Main Military Prosecutor Sergey Fridinskiy participated in the FSKN meeting. He said:
“Growth in the number of narcotics crimes among servicemen is notable in the course of the last five years. In 2009, the number of serious and very serious crimes connected with narcotics almost doubled.”
Izvestiya indicated Fridinskiy said 1.7 times, to be exact.
According to Krasnaya zvezda, Fridinskiy said all drug-related crime increased by four times.
The “most complex” situation with illegal narcotics in the army, according to Fridinskiy, is found in the Southern and Eastern MDs. In the first nine months of this year, 345 crimes involving narcotics trafficking were registered in the armed forces. Fridinskiy also said more than two-thirds of narcotics trafficking crimes are committed by contract servicemen, and one-fifth by officers.
But he said narcotics crimes represent only three percent of all army crime, according to Krasnaya zvezda. Still, he noted that the relatively small number of narcotics crimes in the army and medical statistics do not reflect “how much this problem has grown.”
The Defense Ministry daily quoted him:
“Despite the fact that these figures aren’t so large, the problem of narcotics distribution in the troops is significantly broader. It’s essential to develop coordinated measures to provide warning of illegal narcotics trafficking in the troops and military formations. If we don’t take any action now, the situation will only worsen in the future.”
Fridinskiy also said the danger of narcotics use is greater in the military than in the civilian world, given the availability of vehicles, combat equipment, and weapons.
ITAR-TASS reported Fridinskiy’s statement that 3,000 young man are declared unfit for army service each year due to narcotics use.
Krasnaya zvezda provided more Fridinskiy remarks:
“The facts of the discovery of the use of narcotics in training institutions [VVUZy] and, unfortunately, in elite units and sub-units are a graphic example.”
In such places, “even a group of several people using narcotics is quite a serious problem.”
Komsomolskaya pravda focused on this first-time admission of narcotics use and narcotics crimes among Spetsnaz troops, in the special designation sub-units of the “power” ministries [i.e. not just the Defense Ministry]. It also repeated ITAR-TASS saying, “in some Defense Ministry units officers even organized ‘shooting galleries’ where narcotics are prepared and used, including by conscript soldiers.”
The FSKN and Fridinskiy information appeared a week after ITAR-TASS reported that the RVSN will start drug screening for its personnel in 2011. The RVSN said it would use testing systems that can detect the presence or traces of narcotics even a year after the fact. It said “security sub-units” would be checked twice a year, and all others once. Testing might be extended to cover the RVSN’s civilian workers as well.

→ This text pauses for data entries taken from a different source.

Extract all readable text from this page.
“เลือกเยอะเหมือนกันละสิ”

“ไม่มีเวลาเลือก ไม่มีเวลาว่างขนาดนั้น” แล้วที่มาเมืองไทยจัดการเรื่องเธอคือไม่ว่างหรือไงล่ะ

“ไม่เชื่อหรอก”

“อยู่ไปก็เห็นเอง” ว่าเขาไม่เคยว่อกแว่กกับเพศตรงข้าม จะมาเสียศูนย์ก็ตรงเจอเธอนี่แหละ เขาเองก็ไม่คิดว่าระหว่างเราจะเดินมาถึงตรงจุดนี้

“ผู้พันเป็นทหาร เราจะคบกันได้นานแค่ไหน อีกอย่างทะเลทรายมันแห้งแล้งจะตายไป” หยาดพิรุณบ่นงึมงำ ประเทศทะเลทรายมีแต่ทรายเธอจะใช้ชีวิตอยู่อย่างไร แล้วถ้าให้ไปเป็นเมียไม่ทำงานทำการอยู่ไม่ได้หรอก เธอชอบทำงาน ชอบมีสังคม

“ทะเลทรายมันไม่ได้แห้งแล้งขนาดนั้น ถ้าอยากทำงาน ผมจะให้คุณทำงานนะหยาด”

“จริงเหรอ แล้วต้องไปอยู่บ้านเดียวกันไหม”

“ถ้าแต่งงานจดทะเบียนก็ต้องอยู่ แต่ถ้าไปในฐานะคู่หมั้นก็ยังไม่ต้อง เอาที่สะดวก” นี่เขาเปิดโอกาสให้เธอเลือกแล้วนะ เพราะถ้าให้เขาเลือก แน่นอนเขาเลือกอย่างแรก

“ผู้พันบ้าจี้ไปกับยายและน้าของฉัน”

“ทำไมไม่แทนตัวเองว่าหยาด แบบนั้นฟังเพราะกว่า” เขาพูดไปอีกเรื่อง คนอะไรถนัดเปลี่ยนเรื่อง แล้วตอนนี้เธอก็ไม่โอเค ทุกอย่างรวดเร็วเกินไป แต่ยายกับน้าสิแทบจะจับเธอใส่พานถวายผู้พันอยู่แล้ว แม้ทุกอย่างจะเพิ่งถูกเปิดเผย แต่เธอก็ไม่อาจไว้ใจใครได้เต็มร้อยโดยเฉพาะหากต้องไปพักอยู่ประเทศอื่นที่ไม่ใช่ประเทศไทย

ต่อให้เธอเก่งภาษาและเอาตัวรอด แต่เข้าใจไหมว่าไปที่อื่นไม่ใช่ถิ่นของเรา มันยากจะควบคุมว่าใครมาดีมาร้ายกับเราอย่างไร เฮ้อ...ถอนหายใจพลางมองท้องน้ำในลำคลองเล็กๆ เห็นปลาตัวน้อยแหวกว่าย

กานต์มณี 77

News items on drug busts in the Russian military are not really frequent or rare. There are occasional stories. Just a casual look shows investigators broke up two drug rings in the Moscow MD in August. They reported investigating 60 drug trafficking cases in 2009. There were drug busts in both Baltic and Pacific Fleets back in March of this year.
And it’s worth noting that surveys of conscripts typically show that 10 percent or less of new draftees fall into the undesirable category of “drug and alcohol abusers or those who have a police record.” Drug users are some portion of that 10 percent, and that seems to track roughly with what Fridinskiy says about the fairly low profile of narcotics in the army. But, as said above, he’s concerned that it’s growing.